Dr Huang says the underlying regulatory system is sound, but implementation often falters inside aging blocks.

"In older buildings, the effectiveness of implementing these systems often varies significantly due to differences in management capabilities, owner participation levels, and resource constraints," he said.

He said that some older buildings lack professional managers, leaving basic risks unattended for long periods.

"In theory, inspections should be conducted monthly or even weekly, but actual implementation varies significantly."

Thousands of Hong Kong's older buildings lack active owners' corporations, making basic upkeep difficult.

Where corporations do exist, decisions often stall because residents cannot afford major repairs or cannot agree on how to carry them out.

Many occupants are elderly. Others are landlords living elsewhere. Shared responsibility becomes no responsibility.

Redevelopment faces its own obstacles. Buildings can have hundreds of individual owners. Even after recent reforms, compulsory sales still require significant consensus. Meanwhile, the number of buildings entering "old age" far exceeds the pace of renewal.
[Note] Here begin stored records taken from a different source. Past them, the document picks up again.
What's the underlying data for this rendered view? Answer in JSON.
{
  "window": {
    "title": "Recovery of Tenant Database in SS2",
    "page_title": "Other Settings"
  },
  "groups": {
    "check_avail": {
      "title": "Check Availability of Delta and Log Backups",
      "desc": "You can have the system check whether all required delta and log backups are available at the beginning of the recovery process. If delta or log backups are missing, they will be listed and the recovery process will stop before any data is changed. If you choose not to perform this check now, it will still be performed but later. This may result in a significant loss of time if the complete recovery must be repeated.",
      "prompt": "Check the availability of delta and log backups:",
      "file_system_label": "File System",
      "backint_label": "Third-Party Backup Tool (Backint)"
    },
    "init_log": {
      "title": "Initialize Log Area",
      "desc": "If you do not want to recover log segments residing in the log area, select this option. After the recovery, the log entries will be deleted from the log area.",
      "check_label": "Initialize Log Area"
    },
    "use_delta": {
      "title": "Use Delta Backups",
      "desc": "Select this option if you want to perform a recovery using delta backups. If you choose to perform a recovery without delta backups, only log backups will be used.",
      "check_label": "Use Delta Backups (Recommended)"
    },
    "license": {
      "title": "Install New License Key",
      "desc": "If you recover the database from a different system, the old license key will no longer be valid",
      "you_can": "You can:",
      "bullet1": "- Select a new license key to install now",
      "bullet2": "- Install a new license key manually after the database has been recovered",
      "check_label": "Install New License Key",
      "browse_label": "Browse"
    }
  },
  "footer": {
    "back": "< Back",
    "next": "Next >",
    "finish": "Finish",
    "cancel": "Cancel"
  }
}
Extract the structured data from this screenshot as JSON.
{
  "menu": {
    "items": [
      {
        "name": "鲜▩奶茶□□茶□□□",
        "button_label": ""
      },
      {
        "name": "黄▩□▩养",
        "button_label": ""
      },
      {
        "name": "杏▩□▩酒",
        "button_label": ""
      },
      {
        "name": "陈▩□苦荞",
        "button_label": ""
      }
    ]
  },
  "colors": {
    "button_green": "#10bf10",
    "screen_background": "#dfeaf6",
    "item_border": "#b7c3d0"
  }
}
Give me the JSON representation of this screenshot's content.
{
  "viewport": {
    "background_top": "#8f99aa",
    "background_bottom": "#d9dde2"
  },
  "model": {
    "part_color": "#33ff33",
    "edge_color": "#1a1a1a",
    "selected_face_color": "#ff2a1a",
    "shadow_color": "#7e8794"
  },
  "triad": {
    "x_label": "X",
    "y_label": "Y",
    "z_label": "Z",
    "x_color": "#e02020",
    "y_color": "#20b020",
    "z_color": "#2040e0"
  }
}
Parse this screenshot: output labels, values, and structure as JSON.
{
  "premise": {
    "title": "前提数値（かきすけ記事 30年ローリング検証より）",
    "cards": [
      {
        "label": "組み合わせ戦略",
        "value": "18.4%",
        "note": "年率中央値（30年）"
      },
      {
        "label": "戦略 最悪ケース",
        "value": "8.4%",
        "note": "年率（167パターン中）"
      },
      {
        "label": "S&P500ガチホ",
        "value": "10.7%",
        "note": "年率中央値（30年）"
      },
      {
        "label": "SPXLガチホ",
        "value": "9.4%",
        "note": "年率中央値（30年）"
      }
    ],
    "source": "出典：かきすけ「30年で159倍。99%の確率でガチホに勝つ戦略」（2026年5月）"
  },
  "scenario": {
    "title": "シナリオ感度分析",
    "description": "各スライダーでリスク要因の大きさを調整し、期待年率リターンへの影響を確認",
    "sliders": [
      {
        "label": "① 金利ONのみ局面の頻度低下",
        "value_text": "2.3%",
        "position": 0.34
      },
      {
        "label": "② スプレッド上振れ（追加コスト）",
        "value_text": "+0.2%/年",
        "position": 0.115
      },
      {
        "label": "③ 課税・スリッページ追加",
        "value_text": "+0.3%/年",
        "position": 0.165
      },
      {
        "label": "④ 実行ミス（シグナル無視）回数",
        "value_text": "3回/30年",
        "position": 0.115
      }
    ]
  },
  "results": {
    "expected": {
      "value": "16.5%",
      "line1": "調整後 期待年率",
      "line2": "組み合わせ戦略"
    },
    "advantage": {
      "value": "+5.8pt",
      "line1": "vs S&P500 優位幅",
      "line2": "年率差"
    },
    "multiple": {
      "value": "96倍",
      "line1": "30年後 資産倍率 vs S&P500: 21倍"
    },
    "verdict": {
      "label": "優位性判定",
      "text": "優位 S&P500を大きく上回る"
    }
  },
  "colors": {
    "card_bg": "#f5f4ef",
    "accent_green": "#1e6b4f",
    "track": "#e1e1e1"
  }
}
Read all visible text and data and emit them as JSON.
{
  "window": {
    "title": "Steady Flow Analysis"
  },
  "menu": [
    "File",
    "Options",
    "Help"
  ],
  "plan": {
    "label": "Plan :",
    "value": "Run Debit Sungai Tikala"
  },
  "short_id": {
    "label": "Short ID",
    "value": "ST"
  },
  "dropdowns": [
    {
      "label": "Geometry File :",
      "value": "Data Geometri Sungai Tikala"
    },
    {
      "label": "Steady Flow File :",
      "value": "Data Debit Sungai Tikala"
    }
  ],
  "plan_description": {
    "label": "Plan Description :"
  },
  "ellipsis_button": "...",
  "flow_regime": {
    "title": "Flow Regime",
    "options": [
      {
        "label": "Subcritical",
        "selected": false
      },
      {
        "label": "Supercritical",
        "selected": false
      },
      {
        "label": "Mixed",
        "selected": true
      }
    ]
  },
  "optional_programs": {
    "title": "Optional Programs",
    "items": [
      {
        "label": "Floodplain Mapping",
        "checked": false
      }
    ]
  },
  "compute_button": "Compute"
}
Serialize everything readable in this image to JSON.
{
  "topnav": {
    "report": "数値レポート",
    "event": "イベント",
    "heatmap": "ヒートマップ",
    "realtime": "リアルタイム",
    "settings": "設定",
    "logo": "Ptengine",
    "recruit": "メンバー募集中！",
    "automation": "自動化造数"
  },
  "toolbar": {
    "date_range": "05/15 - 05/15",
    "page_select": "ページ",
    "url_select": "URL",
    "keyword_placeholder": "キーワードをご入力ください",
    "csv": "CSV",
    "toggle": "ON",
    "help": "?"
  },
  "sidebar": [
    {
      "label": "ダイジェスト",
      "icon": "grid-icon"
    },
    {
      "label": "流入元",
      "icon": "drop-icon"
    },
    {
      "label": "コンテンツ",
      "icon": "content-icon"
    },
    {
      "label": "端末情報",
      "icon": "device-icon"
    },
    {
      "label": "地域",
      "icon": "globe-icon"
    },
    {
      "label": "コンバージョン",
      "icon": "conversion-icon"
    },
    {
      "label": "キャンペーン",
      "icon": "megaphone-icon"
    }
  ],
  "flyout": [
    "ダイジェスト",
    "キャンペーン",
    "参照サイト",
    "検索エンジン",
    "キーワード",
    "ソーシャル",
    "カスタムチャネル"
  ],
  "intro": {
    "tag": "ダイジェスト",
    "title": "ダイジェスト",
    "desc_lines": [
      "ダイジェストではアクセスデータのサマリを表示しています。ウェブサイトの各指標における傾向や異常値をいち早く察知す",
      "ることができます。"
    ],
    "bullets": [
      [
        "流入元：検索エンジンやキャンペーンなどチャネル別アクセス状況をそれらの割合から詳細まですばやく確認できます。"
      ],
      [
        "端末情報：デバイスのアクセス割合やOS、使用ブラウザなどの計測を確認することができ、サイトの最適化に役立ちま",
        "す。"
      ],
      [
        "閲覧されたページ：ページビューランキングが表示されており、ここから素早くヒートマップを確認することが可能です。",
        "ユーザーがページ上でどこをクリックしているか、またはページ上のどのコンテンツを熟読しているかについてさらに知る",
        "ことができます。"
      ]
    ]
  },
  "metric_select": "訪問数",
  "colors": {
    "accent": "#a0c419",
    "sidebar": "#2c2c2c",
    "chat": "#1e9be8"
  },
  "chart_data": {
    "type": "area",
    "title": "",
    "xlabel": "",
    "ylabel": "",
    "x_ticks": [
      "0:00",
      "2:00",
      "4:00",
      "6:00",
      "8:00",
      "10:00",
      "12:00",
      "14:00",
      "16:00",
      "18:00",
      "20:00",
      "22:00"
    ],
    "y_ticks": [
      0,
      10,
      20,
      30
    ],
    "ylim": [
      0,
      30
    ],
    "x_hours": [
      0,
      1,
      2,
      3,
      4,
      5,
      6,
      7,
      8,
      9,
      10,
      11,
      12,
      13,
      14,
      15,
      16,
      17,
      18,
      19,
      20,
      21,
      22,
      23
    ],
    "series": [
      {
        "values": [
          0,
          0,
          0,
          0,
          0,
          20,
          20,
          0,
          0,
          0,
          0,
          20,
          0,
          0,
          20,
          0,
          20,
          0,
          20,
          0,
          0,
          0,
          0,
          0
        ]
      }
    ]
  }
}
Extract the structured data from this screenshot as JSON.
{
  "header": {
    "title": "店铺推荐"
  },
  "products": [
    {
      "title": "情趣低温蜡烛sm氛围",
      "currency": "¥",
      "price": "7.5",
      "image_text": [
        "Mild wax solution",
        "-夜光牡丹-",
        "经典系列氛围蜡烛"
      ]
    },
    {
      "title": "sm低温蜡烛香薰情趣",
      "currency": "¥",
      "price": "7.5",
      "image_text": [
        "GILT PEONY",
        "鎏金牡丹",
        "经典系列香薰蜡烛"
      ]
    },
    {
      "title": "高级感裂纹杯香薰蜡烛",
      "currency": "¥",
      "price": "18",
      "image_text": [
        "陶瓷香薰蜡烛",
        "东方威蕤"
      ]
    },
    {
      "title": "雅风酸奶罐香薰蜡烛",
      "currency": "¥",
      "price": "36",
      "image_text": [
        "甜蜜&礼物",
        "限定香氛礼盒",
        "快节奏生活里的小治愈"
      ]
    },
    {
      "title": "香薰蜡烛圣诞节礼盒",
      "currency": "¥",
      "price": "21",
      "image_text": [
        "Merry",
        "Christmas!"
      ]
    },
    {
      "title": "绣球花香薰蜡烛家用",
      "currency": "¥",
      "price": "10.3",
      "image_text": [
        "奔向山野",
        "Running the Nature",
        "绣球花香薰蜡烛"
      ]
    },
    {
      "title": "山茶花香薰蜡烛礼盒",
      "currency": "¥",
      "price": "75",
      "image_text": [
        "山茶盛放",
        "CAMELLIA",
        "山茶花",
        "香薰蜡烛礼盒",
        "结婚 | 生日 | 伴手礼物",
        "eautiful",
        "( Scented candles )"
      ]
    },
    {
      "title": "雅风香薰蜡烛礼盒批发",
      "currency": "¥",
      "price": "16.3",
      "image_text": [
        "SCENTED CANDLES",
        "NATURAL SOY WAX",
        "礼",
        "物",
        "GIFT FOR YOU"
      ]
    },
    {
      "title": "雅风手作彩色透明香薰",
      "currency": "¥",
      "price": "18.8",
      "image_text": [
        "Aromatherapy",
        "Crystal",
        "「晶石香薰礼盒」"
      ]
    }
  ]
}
The Urban Renewal Authority has warned for years that deterioration is outpacing improvement. Tai Po has made the consequences painfully visible.

Firemen get ready after a major fire swept through several apartment blocks at the Wang Fuk Court residential estate in Hong Kong's Tai Po district on November 27, 2025. Hong Kong firefighters were scouring a still-burning apartment complex for hundreds of missing people on November 27, a day after the blaze tore through the high-rises, killing at least 44. (Photo by Dale DE LA REY / AFP)

Firefighters prepare to battle a blaze that engulfed several apartment blocks in Hong Kong's Tai Po district. Photo: DALE DE LA REY / AFP

A turning point

Fire behaviour in high-rise buildings is a challenge everywhere, but density makes it harder here.

Towers stand close together. Bamboo scaffolding is common. Escape routes rely on stairwells that must remain clear and functional.

Some experts argue the issue is not whether older buildings have escape routes on paper - most do - but whether those routes work in practice: whether fire doors close, alarms activate, and smoke can be controlled long enough for residents to flee.

At the same time, the outdated infrastructure of older towers creates broader risks.

Hong Kong's buildings account for 90 per cent of the city's electricity use and 60 per cent of its carbon emissions. Modernising the built environment is now a safety and climate priority.

Some developers have begun retrofitting their commercial buildings to meet international green standards. But residential blocks - especially older ones - remain far behind.

Many estates simply lack the resources, governance structures or incentives to undertake large-scale upgrades.

Urban planners and green-building scholars have argued for years that Hong Kong needs a long-term plan to retrofit its buildings by 2050.

The proposal goes beyond fire safety: better ventilation, stronger electrics, modern water systems, greener materials and upgraded facades.

Such a plan would require coordinated financing, legislative reform and the support of Hong Kong's financial sector - a recognition that renewal is not just a housing problem, but an urban one.

The question now is whether the Tai Po fire will accelerate that shift.

Dr Huang emphasised Hong Kong could reduce risks by tightening controls on combustible temporary materials and strengthening on-site precautions during renovation.

"First, the use of combustible cladding materials on exterior walls during construction must be strictly prohibited," he said.

"Do not blindly trust fire safety regulations, as they only guarantee the minimum level of fire safety and cannot ensure absolute safety.

"When residents discover fire hazards, they should promptly address them rather than using compliance with fire regulations as an excuse for inaction."